Per queste peculiarità le cellule staminali sono state candidate da anni a diventare i "pezzi di ricambio" ideali per riparare gli organi danneggiati dall'una o dall'altra malattia. Tranne poche eccezioni, la maggior parte degli studi a questo riguardo sono però ancora in fase del tutto sperimentale, e occorre guardarsi dalle offerte di cure miracolose veicolate per lo più da siti web e spesso praticate in Paesi asiatici o in via di sviluppo. Negli ultimi anni in Italia il gruppo coordinato da Michele De Luca all'Università di Modena e Reggio Emilia ha però ottenuto risultati all'avanguardia nel mondo per la riparazione della cute e delle cornee danneggiate per le quali non è applicabile il trapianto. È invece già una realtà da diversi anni l'uso del trapianto di cellule staminali per curare linfomi, leucemie o altri tumori.

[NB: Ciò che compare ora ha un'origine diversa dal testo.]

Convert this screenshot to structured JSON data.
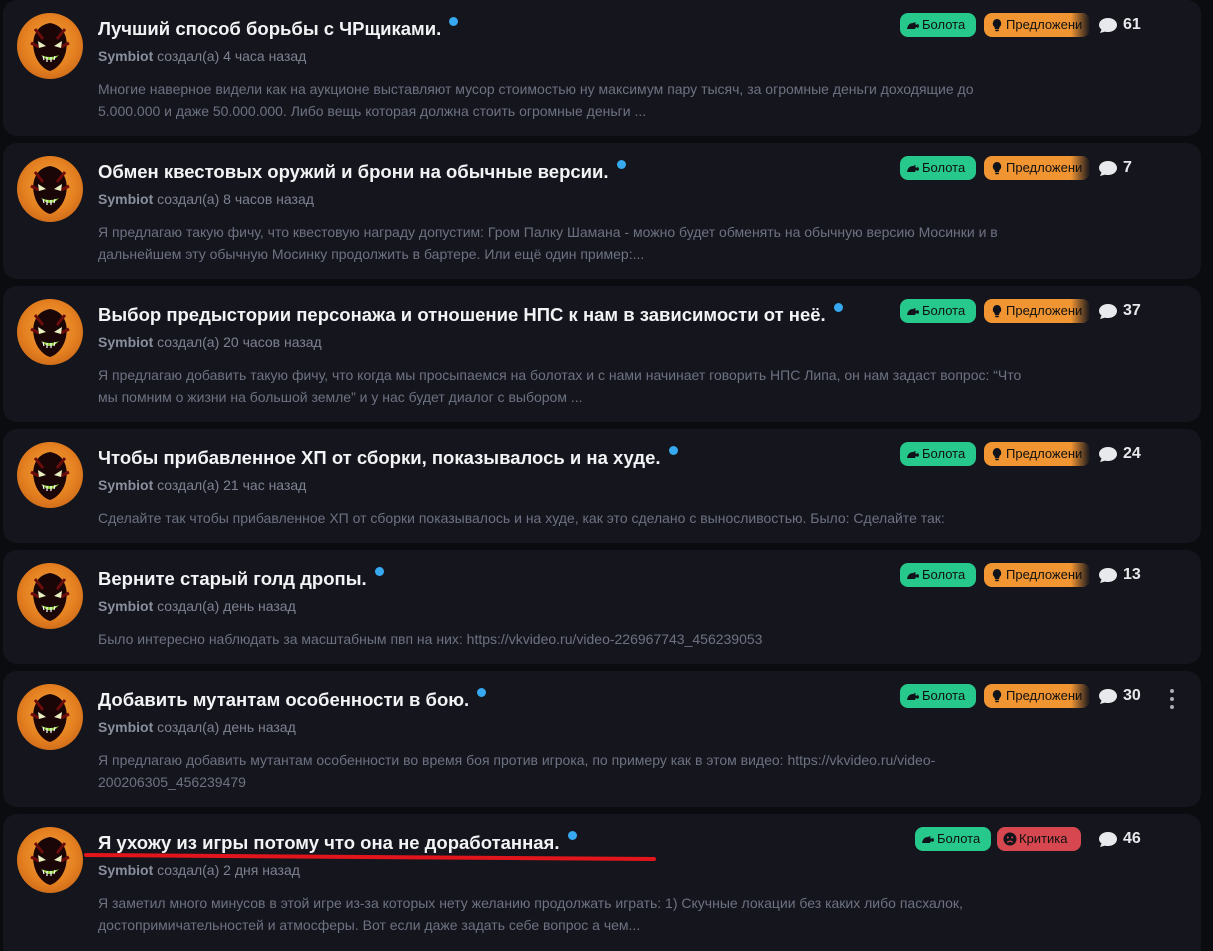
{
  "posts": [
    {
      "title": "Лучший способ борьбы с ЧРщиками.",
      "author": "Symbiot",
      "created": "создал(а) 4 часа назад",
      "excerpt_lines": [
        "Многие наверное видели как на аукционе выставляют мусор стоимостью ну максимум пару тысяч, за огромные деньги доходящие до",
        "5.000.000 и даже 50.000.000. Либо вещь которая должна стоить огромные деньги ..."
      ],
      "tags": [
        {
          "label": "Болота",
          "kind": "green",
          "icon": "frog-icon"
        },
        {
          "label": "Предложени",
          "kind": "orange",
          "icon": "lightbulb-icon"
        }
      ],
      "comments": "61"
    },
    {
      "title": "Обмен квестовых оружий и брони на обычные версии.",
      "author": "Symbiot",
      "created": "создал(а) 8 часов назад",
      "excerpt_lines": [
        "Я предлагаю такую фичу, что квестовую награду допустим: Гром Палку Шамана - можно будет обменять на обычную версию Мосинки и в",
        "дальнейшем эту обычную Мосинку продолжить в бартере. Или ещё один пример:..."
      ],
      "tags": [
        {
          "label": "Болота",
          "kind": "green",
          "icon": "frog-icon"
        },
        {
          "label": "Предложени",
          "kind": "orange",
          "icon": "lightbulb-icon"
        }
      ],
      "comments": "7"
    },
    {
      "title": "Выбор предыстории персонажа и отношение НПС к нам в зависимости от неё.",
      "author": "Symbiot",
      "created": "создал(а) 20 часов назад",
      "excerpt_lines": [
        "Я предлагаю добавить такую фичу, что когда мы просыпаемся на болотах и с нами начинает говорить НПС Липа, он нам задаст вопрос: “Что",
        "мы помним о жизни на большой земле” и у нас будет диалог с выбором ..."
      ],
      "tags": [
        {
          "label": "Болота",
          "kind": "green",
          "icon": "frog-icon"
        },
        {
          "label": "Предложени",
          "kind": "orange",
          "icon": "lightbulb-icon"
        }
      ],
      "comments": "37"
    },
    {
      "title": "Чтобы прибавленное ХП от сборки, показывалось и на худе.",
      "author": "Symbiot",
      "created": "создал(а) 21 час назад",
      "excerpt_lines": [
        "Сделайте так чтобы прибавленное ХП от сборки показывалось и на худе, как это сделано с выносливостью. Было: Сделайте так:"
      ],
      "tags": [
        {
          "label": "Болота",
          "kind": "green",
          "icon": "frog-icon"
        },
        {
          "label": "Предложени",
          "kind": "orange",
          "icon": "lightbulb-icon"
        }
      ],
      "comments": "24"
    },
    {
      "title": "Верните старый голд дропы.",
      "author": "Symbiot",
      "created": "создал(а) день назад",
      "excerpt_lines": [
        "Было интересно наблюдать за масштабным пвп на них: https://vkvideo.ru/video-226967743_456239053"
      ],
      "tags": [
        {
          "label": "Болота",
          "kind": "green",
          "icon": "frog-icon"
        },
        {
          "label": "Предложени",
          "kind": "orange",
          "icon": "lightbulb-icon"
        }
      ],
      "comments": "13"
    },
    {
      "title": "Добавить мутантам особенности в бою.",
      "author": "Symbiot",
      "created": "создал(а) день назад",
      "excerpt_lines": [
        "Я предлагаю добавить мутантам особенности во время боя против игрока, по примеру как в этом видео: https://vkvideo.ru/video-",
        "200206305_456239479"
      ],
      "tags": [
        {
          "label": "Болота",
          "kind": "green",
          "icon": "frog-icon"
        },
        {
          "label": "Предложени",
          "kind": "orange",
          "icon": "lightbulb-icon"
        }
      ],
      "comments": "30"
    },
    {
      "title": "Я ухожу из игры потому что она не доработанная.",
      "author": "Symbiot",
      "created": "создал(а) 2 дня назад",
      "excerpt_lines": [
        "Я заметил много минусов в этой игре из-за которых нету желанию продолжать играть: 1) Скучные локации без каких либо пасхалок,",
        "достопримичательностей и атмосферы. Вот если даже задать себе вопрос а чем..."
      ],
      "tags": [
        {
          "label": "Болота",
          "kind": "green",
          "icon": "frog-icon"
        },
        {
          "label": "Критика",
          "kind": "red",
          "icon": "frown-icon"
        }
      ],
      "comments": "46"
    }
  ],
  "colors": {
    "background": "#0b0c10",
    "card": "#15161d",
    "tag_green": "#27c88c",
    "tag_orange": "#f19533",
    "tag_red": "#d6474f",
    "unread_dot": "#36a9f0",
    "annotation_underline": "#e3151c"
  },
  "icons": {
    "comments": "speech-bubble-icon",
    "more": "kebab-menu-icon",
    "unread": "unread-dot-icon"
  }
}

Le prospettive di ricerca sul ruolo delle cellule staminali nel cancro sono ampie. In molti tipi di tumore è stato dimostrato che il loro numero determina l'aggressività della malattia: con questa informazione si potranno quindi indirizzare meglio la diagnosi e la terapia. Altri ricercatori le utilizzano per riprodurre in laboratorio il tumore e sperimentare l'efficacia delle diverse cure. Altri ancora sperano di modificarle geneticamente per distruggere il tumore dall'interno. Inoltre sembra ormai chiaro che siano le staminali a dare origine, spesso a distanza di anni, alle recidive che possono colpire un paziente in cui il cancro, in un primo momento, sembrava del tutto estirpato.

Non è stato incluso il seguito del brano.